Teething

Tooth crowding (synonyms: Tooth position anomalies; abnormal tooth crowding; anomalous tooth crowding; acquired absence of teeth with defective occlusion; defective bite due to missing teeth; dentition anomaly; impacted tooth with abnormal position; impacted tooth with abnormal position of adjacent teeth; impacted tooth with abnormal position; impacted tooth with abnormal position of adjacent teeth; impacted and displaced canine; impacted and displaced wisdom tooth; retained and displaced tooth; widely spaced teeth; tooth diastema; tooth eruption disorder with abnormal tooth position; tooth malposition; tooth position anomaly; tooth retention with abnormal position of adjacent teeth; tooth rotation; tooth position anomaly; tooth transposition; tooth displacement; overcrowding causing mesiodens; overcrowding causing paramolar; overcrowding causing accessory tooth; overcrowding causing supernumerary tooth; ICD: 10 – K07. 3 – Tooth position anomalies) is always spoken of when there is a disproportion between the size of the jaw and the size of the tooth. In this case, it may be either that the jaw is too narrow but the teeth have a normal width, or the reverse is true, that the teeth are wider than average, resulting in a lack of space.

Symptoms – complaints

Tooth crowding can be located in both the coronal (crownward) and apical (rootward) portions of the teeth. In coronal crowding, there is a lack of space in the crown area of the tooth, whereas in apical crowding, the tooth necks are affected. An apical crowding is accompanied by a divergence of the tooth crowns, there may even be a gap formation coronally. In coronal crowding, the teeth are often interlocked, which makes it difficult to clean the interdental spaces.

Pathogenesis (disease development) – Etiology (causes)

Crowding is classified into primary, secondary and tertiary crowding depending on the cause. Primary crowding occurs whenever a mismatch between tooth and jaw size is the cause of the crowding. Secondary crowding occurs when premature loss of deciduous teeth causes the molars (molar teeth) to move mesially (forward), thus reducing the space available for the permanent teeth. Furthermore, tertiary crowding can occur, for example, due to late growth of the jaws or the eruption of wisdom teeth.

Consequential diseases

Pronounced crowding can make it more difficult to clean the interdental spaces, which can lead to an increased incidence of caries in the proximal area (interdental space). Likewise, a pronounced crowding of the teeth represents an aesthetic impairment for patients.

Diagnostics

Tooth crowding can be diagnosed on the basis of clinical findings and anamnesis. Supportive radiographs are obtained – orthopantomogram and cephalometric lateral radiograph. A teleradiographic lateral analysis can provide information on whether the jaw is too small. An impression and subsequent model analysis can be used to determine whether the tooth widths are normal or above average and whether the crowding is more coronal or apical.

Therapy

To eliminate crowding, there are several orthodontic options that can be considered, depending on the degree and cause of the crowding. To create more space for the permanent teeth, a jaw that is too narrow can be enlarged using a transverse expansion.
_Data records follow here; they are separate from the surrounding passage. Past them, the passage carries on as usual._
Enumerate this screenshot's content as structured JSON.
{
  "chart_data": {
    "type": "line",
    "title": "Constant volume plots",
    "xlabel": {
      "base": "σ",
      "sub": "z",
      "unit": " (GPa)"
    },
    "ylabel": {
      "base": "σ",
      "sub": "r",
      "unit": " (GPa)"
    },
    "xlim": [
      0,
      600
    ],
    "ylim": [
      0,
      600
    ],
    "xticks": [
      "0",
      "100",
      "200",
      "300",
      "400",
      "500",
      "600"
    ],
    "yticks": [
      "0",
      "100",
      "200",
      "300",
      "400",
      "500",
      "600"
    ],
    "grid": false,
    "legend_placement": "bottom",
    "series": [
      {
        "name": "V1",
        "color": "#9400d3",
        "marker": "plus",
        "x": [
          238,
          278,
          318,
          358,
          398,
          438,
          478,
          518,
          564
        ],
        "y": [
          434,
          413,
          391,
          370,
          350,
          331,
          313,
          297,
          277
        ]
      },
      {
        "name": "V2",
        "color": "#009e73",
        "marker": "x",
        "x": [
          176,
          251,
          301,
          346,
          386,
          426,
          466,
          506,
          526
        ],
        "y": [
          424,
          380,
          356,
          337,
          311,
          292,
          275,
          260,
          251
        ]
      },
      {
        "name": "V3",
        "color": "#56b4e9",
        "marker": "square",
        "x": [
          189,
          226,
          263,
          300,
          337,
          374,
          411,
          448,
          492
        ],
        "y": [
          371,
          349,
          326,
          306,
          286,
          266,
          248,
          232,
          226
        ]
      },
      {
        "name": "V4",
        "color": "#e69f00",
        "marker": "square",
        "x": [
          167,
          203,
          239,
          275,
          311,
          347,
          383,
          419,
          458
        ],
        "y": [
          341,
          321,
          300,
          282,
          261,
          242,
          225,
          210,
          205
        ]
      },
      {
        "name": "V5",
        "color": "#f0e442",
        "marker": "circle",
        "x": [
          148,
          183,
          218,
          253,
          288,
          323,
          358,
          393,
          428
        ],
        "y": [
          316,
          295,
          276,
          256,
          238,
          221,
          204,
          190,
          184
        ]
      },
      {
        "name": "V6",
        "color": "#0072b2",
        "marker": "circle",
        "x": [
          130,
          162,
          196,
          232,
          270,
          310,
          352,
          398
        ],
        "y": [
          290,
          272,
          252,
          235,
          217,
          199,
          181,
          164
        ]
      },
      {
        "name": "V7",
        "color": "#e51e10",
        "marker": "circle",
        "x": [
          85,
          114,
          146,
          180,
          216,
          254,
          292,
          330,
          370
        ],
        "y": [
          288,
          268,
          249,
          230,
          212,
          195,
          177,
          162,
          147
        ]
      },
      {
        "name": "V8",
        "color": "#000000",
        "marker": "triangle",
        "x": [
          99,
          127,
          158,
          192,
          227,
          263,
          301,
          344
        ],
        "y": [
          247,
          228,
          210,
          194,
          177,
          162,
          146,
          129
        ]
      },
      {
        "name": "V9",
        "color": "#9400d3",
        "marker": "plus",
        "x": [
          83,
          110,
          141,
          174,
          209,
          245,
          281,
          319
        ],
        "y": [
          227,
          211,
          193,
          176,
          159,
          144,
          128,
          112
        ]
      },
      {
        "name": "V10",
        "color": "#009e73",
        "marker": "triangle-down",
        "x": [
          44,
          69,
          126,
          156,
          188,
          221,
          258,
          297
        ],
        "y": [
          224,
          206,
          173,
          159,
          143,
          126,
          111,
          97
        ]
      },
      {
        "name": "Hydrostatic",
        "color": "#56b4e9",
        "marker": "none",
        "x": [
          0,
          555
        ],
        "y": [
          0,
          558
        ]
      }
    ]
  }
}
This can be done by various both removable and fixed appliances. The simplest method is a so-called active plate. It is removable and has a screw with which the plate is widened slightly every day. Transpalatal arches, which run across the palate and are fixed to the upper molars, can also be used to widen the upper jaw. The quadhelix is a four-loop spring that can be activated by the orthodontist to also lead to an increase in width growth. In adult patients who still decide to undergo orthodontic treatment, maxillary expansion usually needs to be surgically supported. A second option for space acquisition is extraction (removal) of permanent teeth. This procedure is performed for both primary and secondary crowding. Orthodontic extraction therapy is also used as a compensatory extraction when individual teeth are not aligned.This therapy begins around the age of ten. In the context of extraction therapy, it is important to bear in mind that extraction also has consequences for the soft tissue profile and esthetics. Likewise, any growth still present must be taken into account so that the decision to perform an extraction is not made prematurely. Frequently, a premolar (small molar) is removed in each quadrant to create space. If space is needed more in the anterior region, the first premolar is usually extracted, whereas if there is a lack of space in the posterior region, extraction of the second premolar makes more sense. Sometimes the second molars (large molars) are also removed if wisdom teeth are in place and their eruption is thus made possible. A contraindication (counterindication) to extraction therapy exists in cases of deep bite and horizontal growth type.